I discovered that every conceivable radio appliance can be found in the Loomis school; and, strange to say, almost all of it was constructed by Miss Loomis herself. There is not a single wireless apparatus used on battleships, merchant vessels or land stations that she does not have for the benefit of her "boys."

In addition to the regulation classrooms, Miss Loomis has fitted up a combination carpenter, machine, electrical, drafting and blue print shop. She can operate a lathe, use a handsaw, a monkey wrench, pliers, or any of the tools incident to these trades.

"How would I know, or how could I teach, the practical side of radio unless I knew all about the apparatus, both inside and outside?" was her retort when I asked why she bothered about the workings of such a shop.
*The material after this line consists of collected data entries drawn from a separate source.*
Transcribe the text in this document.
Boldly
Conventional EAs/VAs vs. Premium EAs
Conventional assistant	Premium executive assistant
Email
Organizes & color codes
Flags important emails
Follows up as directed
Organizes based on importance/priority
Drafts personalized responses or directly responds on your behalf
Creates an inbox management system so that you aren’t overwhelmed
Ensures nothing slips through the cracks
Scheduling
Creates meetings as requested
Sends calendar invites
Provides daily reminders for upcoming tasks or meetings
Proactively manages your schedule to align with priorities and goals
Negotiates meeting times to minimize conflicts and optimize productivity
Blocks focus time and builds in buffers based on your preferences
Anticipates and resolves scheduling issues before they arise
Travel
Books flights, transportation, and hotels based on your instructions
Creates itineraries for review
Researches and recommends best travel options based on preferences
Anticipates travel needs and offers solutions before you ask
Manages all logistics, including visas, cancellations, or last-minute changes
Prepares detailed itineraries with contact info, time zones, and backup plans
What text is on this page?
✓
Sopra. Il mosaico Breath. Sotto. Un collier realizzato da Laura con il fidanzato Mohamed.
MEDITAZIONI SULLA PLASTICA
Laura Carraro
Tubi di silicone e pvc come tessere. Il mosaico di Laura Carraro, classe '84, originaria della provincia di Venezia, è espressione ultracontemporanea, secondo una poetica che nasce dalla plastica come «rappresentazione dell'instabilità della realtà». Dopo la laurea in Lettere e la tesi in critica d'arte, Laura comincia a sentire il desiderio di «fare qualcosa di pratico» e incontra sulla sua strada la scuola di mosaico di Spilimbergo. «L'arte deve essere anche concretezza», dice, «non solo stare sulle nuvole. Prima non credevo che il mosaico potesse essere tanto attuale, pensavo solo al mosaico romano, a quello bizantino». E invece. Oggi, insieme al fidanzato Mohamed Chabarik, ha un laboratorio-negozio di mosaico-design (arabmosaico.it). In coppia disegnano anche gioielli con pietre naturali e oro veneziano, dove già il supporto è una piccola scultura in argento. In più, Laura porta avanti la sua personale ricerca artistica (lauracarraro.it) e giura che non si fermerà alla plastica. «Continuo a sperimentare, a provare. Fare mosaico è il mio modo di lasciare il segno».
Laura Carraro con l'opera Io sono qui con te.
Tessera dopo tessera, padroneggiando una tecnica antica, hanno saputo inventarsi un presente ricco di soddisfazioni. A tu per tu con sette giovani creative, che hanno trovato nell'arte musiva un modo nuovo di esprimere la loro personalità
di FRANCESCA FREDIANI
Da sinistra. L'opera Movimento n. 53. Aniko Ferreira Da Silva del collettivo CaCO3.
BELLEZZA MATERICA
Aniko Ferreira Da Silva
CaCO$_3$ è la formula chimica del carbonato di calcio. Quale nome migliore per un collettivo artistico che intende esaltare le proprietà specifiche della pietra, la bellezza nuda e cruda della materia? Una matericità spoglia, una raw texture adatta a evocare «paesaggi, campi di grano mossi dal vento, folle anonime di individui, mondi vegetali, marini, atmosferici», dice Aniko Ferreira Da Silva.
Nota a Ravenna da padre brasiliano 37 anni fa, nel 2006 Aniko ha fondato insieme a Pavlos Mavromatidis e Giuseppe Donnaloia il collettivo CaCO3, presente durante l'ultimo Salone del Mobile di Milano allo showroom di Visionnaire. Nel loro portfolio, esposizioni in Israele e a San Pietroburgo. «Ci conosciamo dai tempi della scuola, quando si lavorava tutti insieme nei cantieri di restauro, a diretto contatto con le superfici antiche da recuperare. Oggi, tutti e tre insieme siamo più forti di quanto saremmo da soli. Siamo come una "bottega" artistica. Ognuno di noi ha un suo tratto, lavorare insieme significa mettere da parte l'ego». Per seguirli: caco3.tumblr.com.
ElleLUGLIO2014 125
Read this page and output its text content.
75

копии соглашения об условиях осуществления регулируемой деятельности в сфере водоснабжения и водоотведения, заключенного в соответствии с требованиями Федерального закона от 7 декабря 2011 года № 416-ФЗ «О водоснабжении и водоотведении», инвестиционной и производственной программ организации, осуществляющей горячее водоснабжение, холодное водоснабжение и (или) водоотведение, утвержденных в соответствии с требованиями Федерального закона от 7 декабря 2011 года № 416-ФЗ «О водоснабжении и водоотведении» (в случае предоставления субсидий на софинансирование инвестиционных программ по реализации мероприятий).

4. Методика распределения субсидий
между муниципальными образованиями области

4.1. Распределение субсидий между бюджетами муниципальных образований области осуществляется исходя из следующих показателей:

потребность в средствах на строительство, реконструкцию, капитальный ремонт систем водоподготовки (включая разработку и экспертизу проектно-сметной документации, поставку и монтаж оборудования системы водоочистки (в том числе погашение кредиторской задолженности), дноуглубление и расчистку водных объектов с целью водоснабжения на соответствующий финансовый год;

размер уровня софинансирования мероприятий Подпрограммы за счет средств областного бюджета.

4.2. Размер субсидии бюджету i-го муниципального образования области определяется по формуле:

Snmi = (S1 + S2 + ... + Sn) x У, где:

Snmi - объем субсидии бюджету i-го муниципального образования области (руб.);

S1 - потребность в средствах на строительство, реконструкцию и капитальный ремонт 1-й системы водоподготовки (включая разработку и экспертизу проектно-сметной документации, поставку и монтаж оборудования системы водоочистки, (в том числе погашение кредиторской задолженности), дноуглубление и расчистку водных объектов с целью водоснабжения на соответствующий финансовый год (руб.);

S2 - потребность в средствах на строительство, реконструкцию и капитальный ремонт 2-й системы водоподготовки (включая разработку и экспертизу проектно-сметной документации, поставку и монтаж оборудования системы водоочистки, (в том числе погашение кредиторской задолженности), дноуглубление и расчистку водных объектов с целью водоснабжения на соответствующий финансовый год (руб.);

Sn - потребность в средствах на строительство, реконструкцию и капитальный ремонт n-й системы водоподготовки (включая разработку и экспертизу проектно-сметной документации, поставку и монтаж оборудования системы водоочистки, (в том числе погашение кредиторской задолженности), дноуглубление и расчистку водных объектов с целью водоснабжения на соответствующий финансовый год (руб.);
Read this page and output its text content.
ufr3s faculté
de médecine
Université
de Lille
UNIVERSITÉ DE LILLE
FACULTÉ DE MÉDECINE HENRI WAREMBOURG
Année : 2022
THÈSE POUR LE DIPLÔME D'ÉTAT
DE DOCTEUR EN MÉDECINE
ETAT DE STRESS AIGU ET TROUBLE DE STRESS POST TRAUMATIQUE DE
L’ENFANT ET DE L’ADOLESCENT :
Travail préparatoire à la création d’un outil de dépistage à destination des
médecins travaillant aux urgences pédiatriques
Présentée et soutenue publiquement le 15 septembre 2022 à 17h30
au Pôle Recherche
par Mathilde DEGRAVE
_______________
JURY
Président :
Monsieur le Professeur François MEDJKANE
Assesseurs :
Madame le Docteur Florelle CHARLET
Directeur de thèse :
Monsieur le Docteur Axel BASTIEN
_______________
"No man," she continued, "can graduate from my school until he learns how to make any part of the apparatus. I give him a blue print of what I want him to do and tell him to go into the shop and keep hammering away until the job is completed. I want my graduates to be able to meet any emergency or mishap that may arise some day far out on the sea."

"Miss Loomis," I jokingly inquired, "if you work only 12 or 15 hours a day in your school, what do you do with all your spare time?"

"Oh, the rest of my time is devoted to the writing of textbooks and lectures on radio. I have just completed a book on the theory of radio. It goes to the publisher in a day or two."

Further questioning brought forth the information that previous to her debut in the radio field, Miss Loomis had gone in for music and languages. She can speak French, Italian and German.

"What is the explanation of that odd middle name - Texanna?" was the final question of the interview.

"That was given me by my mother in honor of the state where I first saw the light of day. You see, I happened to be born in a homesteader's shack away down in Texas, some miles from the historic town of Goliad."

Article reprinted from the Dearborn Independent, December 31, 1921.


Mary Texanna Loomis (8089) was the second child born to Alvin Isaac and Caroline (Dryer) Loomis. Though born on a homestead in Texas on August 18, 1880, by 1883 her parents had returned to Rochester, New York  and then on to Buffalo where Alvin became president of a large delivery and storage company. 

Little information is in the Loomis archives as to Mary's early life, but it is believed to have been a respectable middle class upbringing. Her academic acuity must have been great for her to learn four languages and then at about thirty years of age, venture into the world of radio, which was at that time, a province of only a select few experimenters and inventors, all of whom were men. 

And by the age of fifty, had founded a world class institution of radio learning, which provided fully trained graduates to the fledgling broadcast industry throughout the 1920's. As President and Lecturer of the Loomis Radio School, Mary also authored a definitive book on and aptly named "Radio Theory and Operating." This book became the textbook for her students and is still a highly sought after book today by those who are into early radio study and history.

The Loomis Radio School was located in Washington, D.C. at 401 Ninth St. N.W. and operated with the call letters 3YA. By 1920 it was offering a six month course enabling the graduate to obtain a first grade commercial radio license and by January of 1922 was offering a four year course with a degree in Radio Engineering bestowed on graduates.